Lieber Leser,

Sinn und Bedeutung der augenblicklichen Zeitspanne des "Omerzählens" lassen sich durch die folgenden Überlegungen erhellen:

Pessach ist bekanntlich das Fest, an dem wir die Befreiung aus Ägypten feiern, am Schawuot-Feste gedenken wir der Entgegennahme der Tora am Berge Sinai. Zwischen diesen beiden Festen liegen 49 Tage; und diese entsprechen den sieben Wochen, die es dauerte, bis die Israeliten Ägypten verlassen hatten, den Sinai erreichten und sich auf die Verkündung der Tora vorbereiten konnten. Während dieser Zeitspanne nun zählen wir die Tage – ganz analog der Handlungsweise der Israeliten damals, die (wie die Tradition uns berichtet) in ungeduldiger Erwartung der Offenbang der Tora jeden Tag zählten.

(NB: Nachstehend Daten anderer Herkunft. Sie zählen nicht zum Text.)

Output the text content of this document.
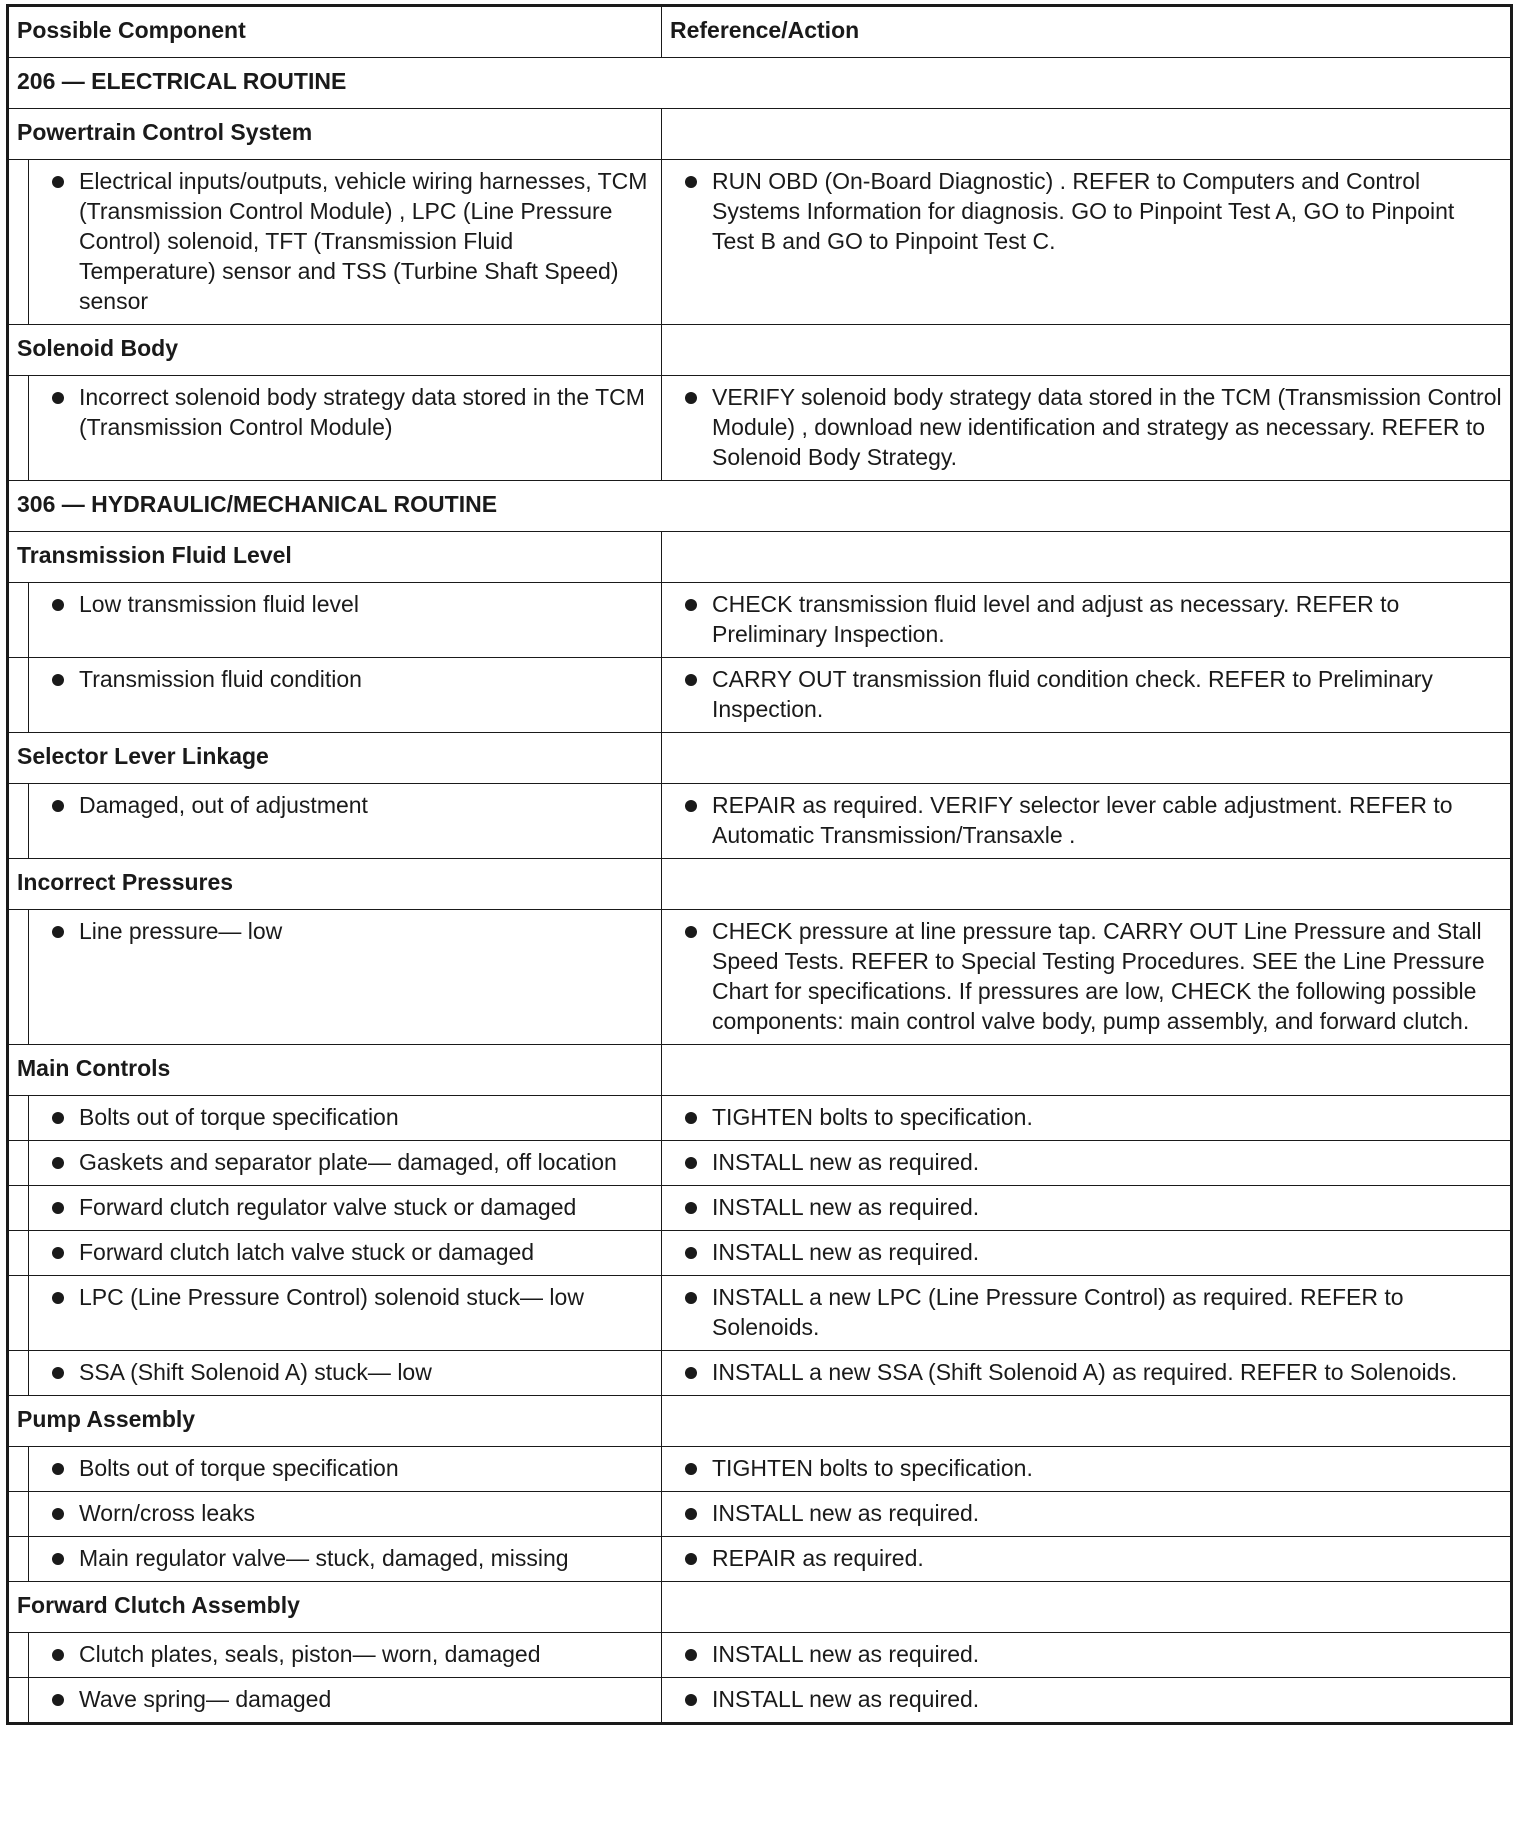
Possible Component		Reference/Action
206 — ELECTRICAL ROUTINE		
Powertrain Control System		

	Electrical inputs/outputs, vehicle wiring harnesses, TCM (Transmission Control Module) , LPC (Line Pressure Control) solenoid, TFT (Transmission Fluid Temperature) sensor and TSS (Turbine Shaft Speed) sensor	RUN OBD (On-Board Diagnostic) . REFER to Computers and Control Systems Information for diagnosis. GO to Pinpoint Test A, GO to Pinpoint Test B and GO to Pinpoint Test C.

Solenoid Body		

	Incorrect solenoid body strategy data stored in the TCM (Transmission Control Module)	VERIFY solenoid body strategy data stored in the TCM (Transmission Control Module) , download new identification and strategy as necessary. REFER to Solenoid Body Strategy.

306 — HYDRAULIC/MECHANICAL ROUTINE		
Transmission Fluid Level		

	Low transmission fluid level	CHECK transmission fluid level and adjust as necessary. REFER to Preliminary Inspection.

	Transmission fluid condition	CARRY OUT transmission fluid condition check. REFER to Preliminary Inspection.

Selector Lever Linkage		

	Damaged, out of adjustment	REPAIR as required. VERIFY selector lever cable adjustment. REFER to Automatic Transmission/Transaxle .

Incorrect Pressures		

	Line pressure— low	CHECK pressure at line pressure tap. CARRY OUT Line Pressure and Stall Speed Tests. REFER to Special Testing Procedures. SEE the Line Pressure Chart for specifications. If pressures are low, CHECK the following possible components: main control valve body, pump assembly, and forward clutch.

Main Controls		

	Bolts out of torque specification	TIGHTEN bolts to specification.

	Gaskets and separator plate— damaged, off location	INSTALL new as required.

	Forward clutch regulator valve stuck or damaged	INSTALL new as required.

	Forward clutch latch valve stuck or damaged	INSTALL new as required.

	LPC (Line Pressure Control) solenoid stuck— low	INSTALL a new LPC (Line Pressure Control) as required. REFER to Solenoids.

	SSA (Shift Solenoid A) stuck— low	INSTALL a new SSA (Shift Solenoid A) as required. REFER to Solenoids.

Pump Assembly		

	Bolts out of torque specification	TIGHTEN bolts to specification.

	Worn/cross leaks	INSTALL new as required.

	Main regulator valve— stuck, damaged, missing	REPAIR as required.

Forward Clutch Assembly		

	Clutch plates, seals, piston— worn, damaged	INSTALL new as required.

	Wave spring— damaged	INSTALL new as required.
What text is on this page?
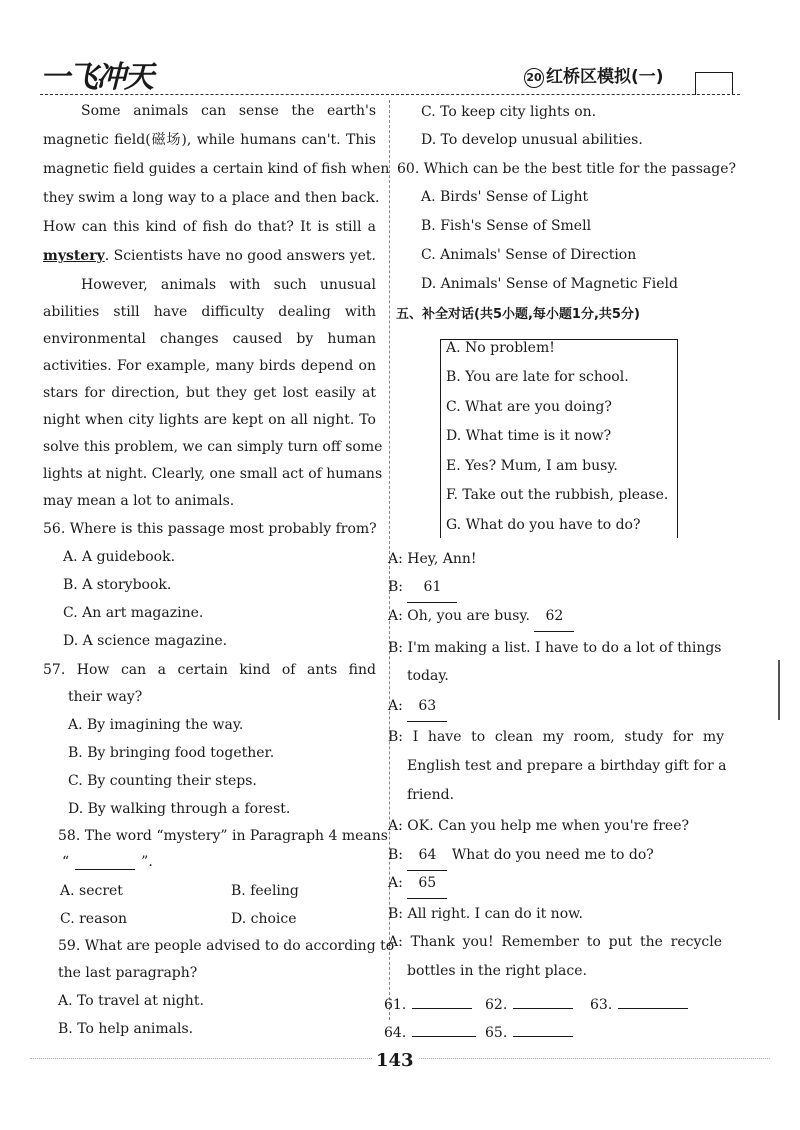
一飞冲天	20 红桥区模拟(一)
Some animals can sense the earth's
magnetic field(磁场), while humans can't. This
magnetic field guides a certain kind of fish when
they swim a long way to a place and then back.
How can this kind of fish do that? It is still a
mystery. Scientists have no good answers yet.
However, animals with such unusual
abilities still have difficulty dealing with
environmental changes caused by human
activities. For example, many birds depend on
stars for direction, but they get lost easily at
night when city lights are kept on all night. To
solve this problem, we can simply turn off some
lights at night. Clearly, one small act of humans
may mean a lot to animals.
56. Where is this passage most probably from?
A. A guidebook.
B. A storybook.
C. An art magazine.
D. A science magazine.
57. How can a certain kind of ants find
their way?
A. By imagining the way.
B. By bringing food together.
C. By counting their steps.
D. By walking through a forest.
58. The word “mystery” in Paragraph 4 means
“	”.
A. secret	B. feeling
C. reason	D. choice
59. What are people advised to do according to
the last paragraph?
A. To travel at night.
B. To help animals.
C. To keep city lights on.
D. To develop unusual abilities.
60. Which can be the best title for the passage?
A. Birds' Sense of Light
B. Fish's Sense of Smell
C. Animals' Sense of Direction
D. Animals' Sense of Magnetic Field
五、补全对话(共5小题,每小题1分,共5分)
A. No problem!
B. You are late for school.
C. What are you doing?
D. What time is it now?
E. Yes? Mum, I am busy.
F. Take out the rubbish, please.
G. What do you have to do?
A: Hey, Ann!
B: 61
A: Oh, you are busy. 62
B: I'm making a list. I have to do a lot of things
today.
A: 63
B: I have to clean my room, study for my
English test and prepare a birthday gift for a
friend.
A: OK. Can you help me when you're free?
B: 64 What do you need me to do?
A: 65
B: All right. I can do it now.
A: Thank you! Remember to put the recycle
bottles in the right place.
61.	62.	63.
64.	65.
143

Für sie war, immerhin, eine gewisse Vorbereitungszeit unerlässlich; denn unmittelbar vor ihrem Auszuge aus Ägypten befanden sie sich in einem Zustand von sklavischer Unterdrückung, der in seiner erniedrigenden Form seinesgleichen suchte. Jeder, der mit den Zuständen im alten Ägypten einigermaßen vertraut ist, kann bestätigen, wie sittlich verderbt die ganze Lebensweise der Bewohner dieses Landes in jenen Tagen war. Gegen den verheerenden Einfluss einer solchen Umgebung war der Charakter der unterdrückten Hebräer nicht immer immun geblieben. Nichtsdestoweniger waren diese vorherigen Sklaven im Verlaufe von nur 50 Tagen in der Lage, das höchstmögliche Niveau von Vergeistigung zu erreichen, so dass sie würdig befunden wurden, bei G-ttes Enthüllung am Berge Sinai persönlich zugegen zu sein.